Fastest way to read large file(>8GB) and dump data into dictionary and load it again

Question 1

Databases are your friend my son.

import sqlite3
from Bio import SeqIO

db = sqlite3.connect("./db")

c = db.cursor()
c.execute('''CREATE TABLE IF NOT EXISTS map (k text unique, v text)''')
db.commit()


def keys(db):
    cursor = db.cursor()
    return cursor.execute("""SELECT k FROM map""").fetchall()


def get(key, db, default=None):
    cursor = db.cursor()
    result = cursor.execute("""SELECT v FROM map WHERE k = ?""", (key,)).fetchone()
    if result is None:
        return default
    return result[0]


def save(key, value, db):
    cursor = db.cursor()
    cursor.execute("""INSERT INTO map VALUES (?,?)""", (key, value))
    db.commit()


with open('uniref90.fasta') as fasta_file:
    for seq_record in SeqIO.parse(fasta_file, 'fasta'):
       header = seq_record.id
       uniID = header.split('_')[1]
       seqs = str(seq_record.seq)
       save(uniID, seqs, db)

Question 2

cPickle is fastest by far for generic data structures.

Depending on constrains imposed by your data structure, try ujson which is one of the faster JSON implementations, note that you may need to pass some flags to preserve accuracy of floating-point values.

If your data is flat, then numpy.load variants will be faster still.
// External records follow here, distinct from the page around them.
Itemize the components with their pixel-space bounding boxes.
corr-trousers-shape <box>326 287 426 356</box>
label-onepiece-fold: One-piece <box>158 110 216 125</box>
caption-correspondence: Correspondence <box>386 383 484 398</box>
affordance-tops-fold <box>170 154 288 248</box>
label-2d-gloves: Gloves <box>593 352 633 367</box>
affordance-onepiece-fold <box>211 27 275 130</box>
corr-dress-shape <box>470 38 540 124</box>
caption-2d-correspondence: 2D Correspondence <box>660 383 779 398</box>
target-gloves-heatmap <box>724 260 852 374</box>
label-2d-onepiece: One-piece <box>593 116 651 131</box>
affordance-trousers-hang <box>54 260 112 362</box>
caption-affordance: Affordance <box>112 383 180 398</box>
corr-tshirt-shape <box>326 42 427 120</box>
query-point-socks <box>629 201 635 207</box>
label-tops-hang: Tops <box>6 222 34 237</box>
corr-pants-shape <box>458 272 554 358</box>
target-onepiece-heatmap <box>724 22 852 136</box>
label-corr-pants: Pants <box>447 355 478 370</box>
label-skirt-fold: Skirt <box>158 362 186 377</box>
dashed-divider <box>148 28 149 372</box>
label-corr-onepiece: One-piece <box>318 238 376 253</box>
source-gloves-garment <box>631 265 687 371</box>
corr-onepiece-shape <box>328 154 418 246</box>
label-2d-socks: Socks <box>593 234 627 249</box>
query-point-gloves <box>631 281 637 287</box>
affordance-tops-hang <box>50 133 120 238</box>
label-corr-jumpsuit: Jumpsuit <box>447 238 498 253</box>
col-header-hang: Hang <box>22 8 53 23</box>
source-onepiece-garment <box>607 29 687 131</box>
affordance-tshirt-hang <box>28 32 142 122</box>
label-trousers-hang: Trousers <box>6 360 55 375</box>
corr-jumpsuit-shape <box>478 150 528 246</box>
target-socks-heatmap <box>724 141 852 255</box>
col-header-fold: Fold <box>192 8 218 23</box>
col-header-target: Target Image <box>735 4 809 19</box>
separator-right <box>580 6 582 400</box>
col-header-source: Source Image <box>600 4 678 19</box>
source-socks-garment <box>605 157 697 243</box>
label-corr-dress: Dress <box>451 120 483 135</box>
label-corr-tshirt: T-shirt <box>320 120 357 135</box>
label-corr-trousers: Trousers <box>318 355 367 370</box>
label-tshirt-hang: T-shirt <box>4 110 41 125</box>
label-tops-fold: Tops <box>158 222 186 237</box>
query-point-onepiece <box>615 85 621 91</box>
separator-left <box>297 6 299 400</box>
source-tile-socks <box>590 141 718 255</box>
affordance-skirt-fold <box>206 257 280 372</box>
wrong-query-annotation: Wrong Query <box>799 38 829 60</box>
There are format options, from text to binary data.

Finally numpy.mmap allows you to access binary data without "loading" it per se, that is data will only reach RAM when you access it. That should be fastest by far.

If you are stuck with dictionaries, the equivalent is shelve module.

Question 3

well, your problematic is really how to deal with a large set of data, not necessarily with python. Thing is, whatever you try, you just don't want to load >8GB in your memory, because it will make your application swap and each time you'll try to access an element, you'll have page-ins/page-outs from the RAM.
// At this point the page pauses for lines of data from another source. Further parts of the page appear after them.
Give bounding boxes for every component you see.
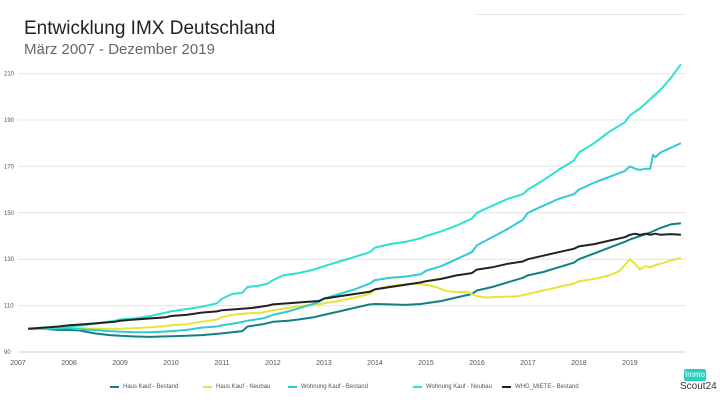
y-tick-label: 190: [4, 118, 15, 124]
legend-label: Wohnung Kauf - Bestand: [301, 384, 368, 390]
x-tick-label: 2019: [622, 360, 638, 367]
series-line-4: [28, 63, 682, 330]
y-tick-label: 210: [4, 72, 15, 78]
series-line-5: [28, 232, 681, 330]
gridlines: [18, 73, 686, 353]
legend-item: Haus Kauf - Bestand: [110, 384, 178, 390]
x-tick-label: 2010: [163, 360, 179, 367]
logo-bottom-text: Scout24: [680, 381, 717, 392]
x-tick-label: 2017: [520, 360, 536, 367]
x-tick-label: 2008: [61, 360, 77, 367]
logo-top-text: Immo: [684, 369, 706, 381]
x-tick-label: 2009: [112, 360, 128, 367]
y-tick-label: 170: [4, 164, 15, 170]
series-line-3: [28, 142, 682, 334]
x-tick-label: 2011: [214, 360, 229, 367]
chart-legend: Haus Kauf - Bestand Haus Kauf - Neubau Woh…: [110, 384, 630, 398]
x-axis-ticks: 2007 2008 2009 2010 2011 2012 2013 2014 2015 2016…: [10, 360, 638, 367]
legend-label: Haus Kauf - Bestand: [123, 384, 179, 390]
y-tick-label: 90: [4, 350, 11, 356]
legend-swatch: [288, 386, 297, 388]
legend-swatch: [502, 386, 511, 388]
series-line-1: [28, 222, 682, 338]
legend-swatch: [413, 386, 422, 388]
top-divider: [476, 14, 685, 15]
y-tick-label: 150: [4, 211, 15, 217]
x-tick-label: 2016: [469, 360, 485, 367]
x-tick-label: 2018: [571, 360, 587, 367]
chart-title: Entwicklung IMX Deutschland: [24, 18, 276, 39]
legend-item: Wohnung Kauf - Neubau: [413, 384, 492, 390]
x-tick-label: 2007: [10, 360, 26, 367]
legend-swatch: [203, 386, 212, 388]
x-tick-label: 2015: [418, 360, 434, 367]
x-tick-label: 2013: [316, 360, 332, 367]
legend-label: Haus Kauf - Neubau: [216, 384, 271, 390]
x-tick-label: 2012: [265, 360, 281, 367]
legend-swatch: [110, 386, 119, 388]
x-tick-label: 2014: [367, 360, 383, 367]
y-tick-label: 110: [4, 304, 14, 310]
legend-item: Haus Kauf - Neubau: [203, 384, 270, 390]
legend-label: Wohnung Kauf - Neubau: [426, 384, 492, 390]
series-lines: [28, 63, 682, 338]
legend-item: WHG_MIETE - Bestand: [502, 384, 579, 390]
legend-label: WHG_MIETE - Bestand: [515, 384, 579, 390]
y-tick-label: 130: [4, 257, 15, 263]
legend-item: Wohnung Kauf - Bestand: [288, 384, 368, 390]
immoscout24-logo: Immo Scout24: [680, 369, 717, 399]
y-axis-ticks: 90 110 130 150 170 190 210: [4, 72, 15, 356]
chart-subtitle: März 2007 - Dezember 2019: [24, 41, 215, 58]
The way I'd do it would be to actually sort your dataset in multiple files that can be easily pickled, each file being sorted using some hash function on the key, built so the split dataset is fast to load. Then you only load the dataset that matches the hash function condition, which will be done fastly, and extract the value of the key.

And finally, always use cPickle which is a C implementation of Pickle, and should be faster for loads and dumps (though I never made benchmarks personally).

N.B.: that solution is somehow the poorman's database. Of course, @freakish's suggestion and @Jakob's solution of using a database is a really good idea. Though the solution I'm suggesting is an usual way for distributing the datasets accross network nodes, to distribute the storage accross several servers.